T-Mobile could bypass the fixed broadband provider in the home and also enhance indoor wireless coverage, BTIG analyst Walter Piecyk thinks, as T-Mobile US launches a proposed video subscription service.
Mobile substitution has been growing for decades. Few now remember it, but the AT&T Digital One Rate plan--which abolished the difference between domestic local and long distance calls--fueled the switch to mobile voice, which already had been underway.
It can also be argued that Digital One Rate eliminated the difference between fixed and mobile voice usage entirely.
And one can argue that mobile substitution was precisely the plan.
Some at the time criticized the plan, but the elimination of distance as a cost barrier to domestic voice communications further boosted the value of mobile voice. Notably, consumers liked the service so much they temporarily boosted usage enough to cause network congestion.
Recall that also happened when AT&T launched the Apple iPhone, and more recently as demand for its DirecTV Now service has caused congestion issues.
It is no coincidence that long distance minutes of use and use of local networks for consumer calling began to fall right around the time Digital One Rate was launched.

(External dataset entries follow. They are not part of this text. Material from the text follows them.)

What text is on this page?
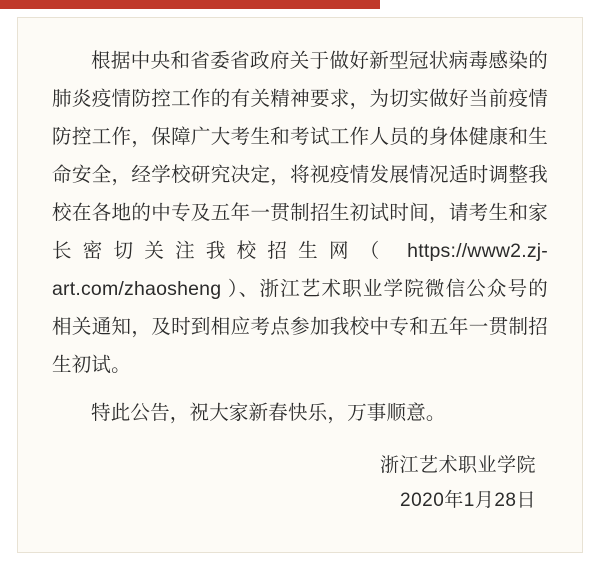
根据中央和省委省政府关于做好新型冠状病毒感染的肺炎疫情防控工作的有关精神要求，为切实做好当前疫情防控工作，保障广大考生和考试工作人员的身体健康和生命安全，经学校研究决定，将视疫情发展情况适时调整我校在各地的中专及五年一贯制招生初试时间，请考生和家长密切关注我校招生网（ https://www2.zj-art.com/zhaosheng ）、浙江艺术职业学院微信公众号的相关通知，及时到相应考点参加我校中专和五年一贯制招生初试。

特此公告，祝大家新春快乐，万事顺意。

浙江艺术职业学院
2020年1月28日
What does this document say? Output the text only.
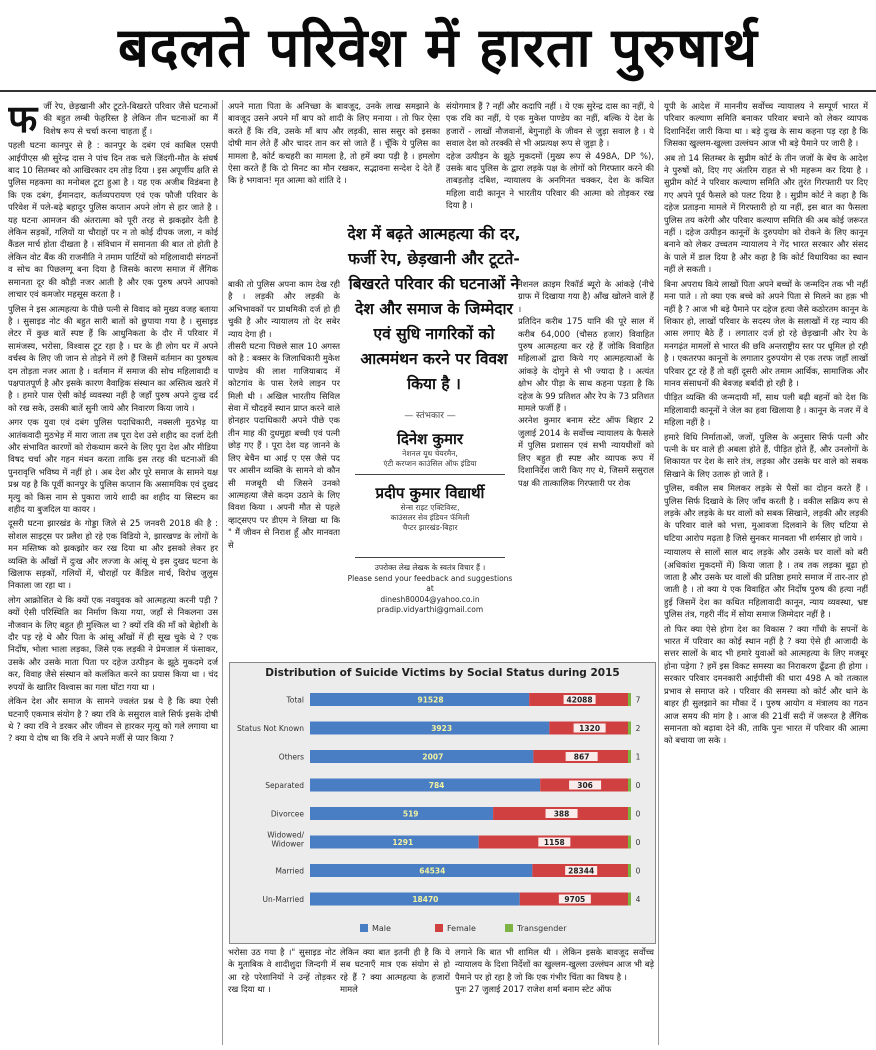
बदलते परिवेश में हारता पुरुषार्थ
फ र्जी रेप, छेड़खानी और टूटते-बिखरते परिवार जैसे घटनाओं की बहुत लम्बी फेहरिस्त है लेकिन तीन घटनाओं का मैं विशेष रूप से चर्चा करना चाहता हूँ ।

पहली घटना कानपुर से है : कानपुर के दबंग एवं काबिल एसपी आईपीएस श्री सुरेन्द्र दास ने पांच दिन तक चले जिंदगी-मौत के संघर्ष बाद 10 सितम्बर को आखिरकार दम तोड़ दिया । इस अपूर्णीय क्षति से पुलिस महकमा का मनोबल टूटा हुआ है । यह एक अजीब विडंबना है कि एक दबंग, ईमानदार, कर्तव्यपरायण एवं एक फौजी परिवार के परिवेश में पले-बढ़े बहादुर पुलिस कप्तान अपने लोग से हार जाते है । यह घटना आमजन की अंतरात्मा को पूरी तरह से झकझोर देती है लेकिन सड़कों, गलियों या चौराहों पर न तो कोई दीपक जला, न कोई कैंडल मार्च होता दीखता है । संविधान में समानता की बात तो होती है लेकिन वोट बैंक की राजनीति ने तमाम पार्टियों को महिलावादी संगठनों व सोच का पिछलग्गू बना दिया है जिसके कारण समाज में लैंगिक समानता दूर की कौड़ी नजर आती है और एक पुरुष अपने आपको लाचार एवं कमजोर महसूस करता है ।

पुलिस ने इस आत्महत्या के पीछे पत्नी से विवाद को मुख्य वजह बताया है । सुसाइड नोट की बहुत सारी बातों को छुपाया गया है । सुसाइड लेटर में कुछ बातें स्पष्ट हैं कि आधुनिकता के दौर में परिवार में सामंजस्य, भरोसा, विश्वास टूट रहा है । घर के ही लोग घर में अपने वर्चस्व के लिए जी जान से तोड़ने में लगे हैं जिसमें वर्तमान का पुरुषत्व दम तोड़ता नजर आता है । वर्तमान में समाज की सोच महिलावादी व पक्षपातपूर्ण है और इसके कारण वैवाहिक संस्थान का अस्तित्व खतरे में है । हमारे पास ऐसी कोई व्यवस्था नहीं है जहाँ पुरुष अपने दुःख दर्द को रख सके, उसकी बातें सुनी जाये और निवारण किया जाये ।

अगर एक युवा एवं दबंग पुलिस पदाधिकारी, नक्सली मुठभेड़ या आतंकवादी मुठभेड़ में मारा जाता तब पूरा देश उसे शहीद का दर्जा देती और संभावित कारणों को रोकथाम करने के लिए पूरा देश और मीडिया विषद चर्चा और गहन मंथन करता ताकि इस तरह की घटनाओं की पुनरावृत्ति भविष्य में नहीं हो । अब देश और पूरे समाज के सामने यक्ष प्रश्न यह है कि पूर्वी कानपुर के पुलिस कप्तान कि असामयिक एवं दुखद मृत्यु को किस नाम से पुकारा जाये शादी का शहीद या सिस्टम का शहीद या बुजदिल या कायर ।

दूसरी घटना झारखंड के गोड्डा जिले से 25 जनवरी 2018 की है : सोशल साइट्स पर फ़्लैश हो रहे एक विडियो ने, झारखण्ड के लोगों के मन मस्तिष्क को झकझोर कर रख दिया था और इसको लेकर हर व्यक्ति के आँखों में दुःख और लज्जा के आंसू थे इस दुखद घटना के खिलाफ सड़कों, गलियों में, चौराहों पर कैंडिल मार्च, विरोध जुलुस निकाला जा रहा था ।

लोग आक्रोशित थे कि क्यों एक नवयुवक को आत्महत्या करनी पड़ी ? क्यों ऐसी परिस्थिति का निर्माण किया गया, जहाँ से निकलना उस नौजवान के लिए बहुत ही मुश्किल था ? क्यों रवि की माँ को बेहोशी के दौर पड़ रहे थे और पिता के आंसू आँखों में ही सूख चुके थे ? एक निर्दोष, भोला भाला लड़का, जिसे एक लड़की ने प्रेमजाल में फंसाकर, उसके और उसके माता पिता पर दहेज उत्पीड़न के झूठे मुकदमे दर्ज कर, विवाह जैसे संस्थान को कलंकित करने का प्रयास किया था । चंद रुपयों के खातिर विश्वास का गला घोंटा गया था ।

लेकिन देश और समाज के सामने ज्वलंत प्रश्न ये है कि क्या ऐसी घटनाएँ एकमात्र संयोग है ? क्या रवि के ससुराल वाले सिर्फ इसके दोषी थे ? क्या रवि ने डरकर और जीवन से हारकर मृत्यु को गले लगाया था ? क्या ये दोष था कि रवि ने अपने मर्जी से प्यार किया ?

अपने माता पिता के अनिच्छा के बावजूद, उनके लाख समझाने के बावजूद उसने अपने माँ बाप को शादी के लिए मनाया । तो फिर ऐसा करते हैं कि रवि, उसके माँ बाप और लड़की, सास ससुर को इसका दोषी मान लेते हैं और चादर तान कर सो जाते हैं । चूँकि ये पुलिस का मामला है, कोर्ट कचहरी का मामला है, तो हमें क्या पड़ी है । हमलोग ऐसा करते हैं कि दो मिनट का मौन रखकर, सद्भावना सन्देश दे देते हैं कि हे भगवान! मृत आत्मा को शांति दे ।

बाकी तो पुलिस अपना काम देख रही है । लड़की और लड़की के अभिभावकों पर प्राथमिकी दर्ज हो ही चुकी है और न्यायालय तो देर सबेर न्याय देगा ही ।
तीसरी घटना पिछले साल 10 अगस्त को है : बक्सर के जिलाधिकारी मुकेश पाण्डेय की लाश गाजियाबाद में कोटगांव के पास रेलवे लाइन पर मिली थी । अखिल भारतीय सिविल सेवा में चौदहवें स्थान प्राप्त करने वाले होनहार पदाधिकारी अपने पीछे एक तीन माह की दुधमुहा बच्ची एवं पत्नी छोड़ गए हैं । पूरा देश यह जानने के लिए बेचैन था आई ए एस जैसे पद पर आसीन व्यक्ति के सामने वो कौन सी मजबूरी थी जिसने उनको आत्महत्या जैसे कदम उठाने के लिए विवश किया । अपनी मौत से पहले व्हाट्सएप पर डीएम ने लिखा था कि " मैं जीवन से निराश हूँ और मानवता से

संयोगमात्र हैं ? नहीं और कदापि नहीं । ये एक सुरेन्द्र दास का नहीं, ये एक रवि का नहीं, ये एक मुकेश पाण्डेय का नहीं, बल्कि ये देश के हजारों - लाखों नौजवानों, बेगुनाहों के जीवन से जुड़ा सवाल है । ये सवाल देश को तरक्की से भी अप्रत्यक्ष रूप से जुड़ा है ।
दहेज उत्पीड़न के झूठे मुकदमों (मुख्य रूप से 498A, DP %), उसके बाद पुलिस के द्वारा लड़के पक्ष के लोगों को गिरफ्तार करने की ताबड़तोड़ दबिश, न्यायालय के अनगिनत चक्कर, देश के कथित महिला वादी कानून ने भारतीय परिवार की आत्मा को तोड़कर रख दिया है ।

नेशनल क्राइम रिकॉर्ड ब्यूरो के आंकड़े (नीचे ग्राफ में दिखाया गया है) आँख खोलने वाले हैं ।
प्रतिदिन करीब 175 यानि की पूरे साल में करीब 64,000 (चौसठ हजार) विवाहित पुरुष आत्महत्या कर रहे हैं जोकि विवाहित महिलाओं द्वारा किये गए आत्महत्याओं के आंकड़े के दोगुने से भी ज्यादा है । अत्यंत क्षोभ और पीड़ा के साथ कहना पड़ता है कि दहेज के 99 प्रतिशत और रेप के 73 प्रतिशत मामले फर्जी हैं ।
अरनेश कुमार बनाम स्टेट ऑफ बिहार 2 जुलाई 2014 के सर्वोच्च न्यायालय के फैसले में पुलिस प्रशासन एवं सभी न्यायधीशों को लिए बहुत ही स्पष्ट और व्यापक रूप में दिशानिर्देश जारी किए गए थे, जिसमें ससुराल पक्ष की तात्कालिक गिरफ्तारी पर रोक

देश में बढ़ते आत्महत्या की दर, फर्जी रेप, छेड़खानी और टूटते-बिखरते परिवार की घटनाओं ने देश और समाज के जिम्मेदार एवं सुधि नागरिकों को आत्ममंथन करने पर विवश किया है ।
— स्तंभकार —
दिनेश कुमार
नेशनल यूथ चेयरमैन,
एंटी करप्शन काउंसिल ऑफ इंडिया
प्रदीप कुमार विद्यार्थी
सेन्स राइट एक्टिविस्ट,
काउंसलर सेव इंडियन फॅमिली
चैप्टर झारखंड-बिहार
उपरोक्त लेख लेखक के स्वतंत्र विचार हैं ।
Please send your feedback and suggestions at
dinesh80004@yahoo.co.in
pradip.vidyarthi@gmail.com
Distribution of Suicide Victims by Social Status during 2015
Total	91528	42088	7
Status Not Known	3923	1320	2
Others	2007	867	1
Separated	784	306	0
Divorcee	519	388	0
Widowed/ Widower	1291	1158	0
Married	64534	28344	0
Un-Married	18470	9705	4
Male	Female	Transgender
भरोसा उठ गया है ।" सुसाइड नोट के मुताबिक वे शादीशुदा जिन्दगी में आ रहे परेशानियों ने उन्हें तोड़कर रख दिया था ।
लेकिन क्या बात इतनी ही है कि ये सब घटनाएँ मात्र एक संयोग से हो रहे हैं ? क्या आत्महत्या के हजारों मामले
लगाने कि बात भी शामिल थी । लेकिन इसके बावजूद सर्वोच्च न्यायालय के दिशा निर्देशों का खुल्लम-खुल्ला उल्लंघन आज भी बड़े पैमाने पर हो रहा है जो कि एक गंभीर चिंता का विषय है ।
पुनः 27 जुलाई 2017 राजेश शर्मा बनाम स्टेट ऑफ

यूपी के आदेश में माननीय सर्वोच्च न्यायालय ने सम्पूर्ण भारत में परिवार कल्याण समिति बनाकर परिवार बचाने को लेकर व्यापक दिशानिर्देश जारी किया था । बड़े दुःख के साथ कहना पड़ रहा है कि जिसका खुल्लम-खुल्ला उल्लंघन आज भी बड़े पैमाने पर जारी है ।

अब तो 14 सितम्बर के सुप्रीम कोर्ट के तीन जजों के बेंच के आदेश ने पुरुषों को, दिए गए अंतरिम राहत से भी महरूम कर दिया है । सुप्रीम कोर्ट ने परिवार कल्याण समिति और तुरंत गिरफ्तारी पर दिए गए अपने पूर्व फैसले को पलट दिया है । सुप्रीम कोर्ट ने कहा है कि दहेज प्रताड़ना मामले में गिरफ्तारी हो या नहीं, इस बात का फैसला पुलिस तय करेगी और परिवार कल्याण समिति की अब कोई जरूरत नहीं । दहेज उत्पीड़न कानूनों के दुरुपयोग को रोकने के लिए कानून बनाने को लेकर उच्चतम न्यायालय ने गेंद भारत सरकार और संसद के पाले में डाल दिया है और कहा है कि कोर्ट विधायिका का स्थान नहीं ले सकती ।

बिना अपराध किये लाखों पिता अपने बच्चों के जन्मदिन तक भी नहीं मना पाते । तो क्या एक बच्चे को अपने पिता से मिलने का हक़ भी नहीं है ? आज भी बड़े पैमाने पर दहेज हत्या जैसे कठोरतम कानून के शिकार हो, लाखों परिवार के सदस्य जेल के सलाखों में रह न्याय की आस लगाए बैठे हैं । लगातार दर्ज हो रहे छेड़खानी और रेप के मनगढ़ंत मामलों से भारत की छवि अन्तराष्ट्रीय स्तर पर धूमिल हो रही है । एकतरफा कानूनों के लगातार दुरुपयोग से एक तरफ जहाँ लाखों परिवार टूट रहे हैं तो वहीं दूसरी ओर तमाम आर्थिक, सामाजिक और मानव संसाधनों की बेवजह बर्बादी हो रही है ।

पीड़ित व्यक्ति की जन्मदायी माँ, साथ पली बढ़ी बहनों को देश कि महिलावादी कानूनों ने जेल का हवा खिलाया है । कानून के नजर में वे महिला नहीं है ।

हमारे विधि निर्माताओं, जजों, पुलिस के अनुसार सिर्फ पत्नी और पत्नी के घर वाले ही अबला होते हैं, पीड़ित होते हैं, और उनलोगों के शिकायत पर देश के सारे तंत्र, लड़का और उसके घर वाले को सबक सिखाने के लिए उतारू हो जाते हैं ।

पुलिस, वकील सब मिलकर लड़के से पैसों का दोहन करते हैं । पुलिस सिर्फ दिखावे के लिए जाँच करती है । वकील सक्रिय रूप से लड़के और लड़के के घर वालों को सबक सिखाने, लड़की और लड़की के परिवार वाले को भत्ता, मुआवजा दिलवाने के लिए घटिया से घटिया आरोप मढ़ता है जिसे सुनकर मानवता भी शर्मसार हो जाये ।

न्यायालय से सालों साल बाद लड़के और उसके घर वालों को बरी (अधिकांश मुकदमों में) किया जाता है । तब तक लड़का बूढ़ा हो जाता है और उसके घर वालों की प्रतिष्ठा हमारे समाज में तार-तार हो जाती है । तो क्या ये एक विवाहित और निर्दोष पुरुष की हत्या नहीं हुई जिसमें देश का कथित महिलावादी कानून, न्याय व्यवस्था, भ्रष्ट पुलिस तंत्र, गहरी नींद में सोया समाज जिम्मेदार नहीं है ।

तो फिर क्या ऐसे होगा देश का विकास ? क्या गाँधी के सपनों के भारत में परिवार का कोई स्थान नहीं है ? क्या ऐसे ही आजादी के सत्तर सालों के बाद भी हमारे युवाओं को आत्महत्या के लिए मजबूर होना पड़ेगा ? हमें इस विकट समस्या का निराकरण ढूँढना ही होगा । सरकार परिवार दमनकारी आईपीसी की धारा 498 A को तत्काल प्रभाव से समाप्त करे । परिवार की समस्या को कोर्ट और थाने के बाहर ही सुलझाने का मौका दें । पुरुष आयोग व मंत्रालय का गठन आज समय की मांग है । आज की 21वीं सदी में जरूरत है लैंगिक समानता को बढ़ावा देने की, ताकि पुनः भारत में परिवार की आत्मा को बचाया जा सके ।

In the U.S. market, domestic long distance began to fall in 2001, about two years after Digital One Rate was introduced, and then matched, by the other mobile service providers.Voice revenue fell in tandem.
The key observation is that, every now and then, a huge shift in technology, retail pricing and packaging, new devices and new application use cases can radically reshape communications markets. As mobility has become the preferred way for consumers to use voice, it might increasingly become a preferred way of consuming subscription video and internet access as well.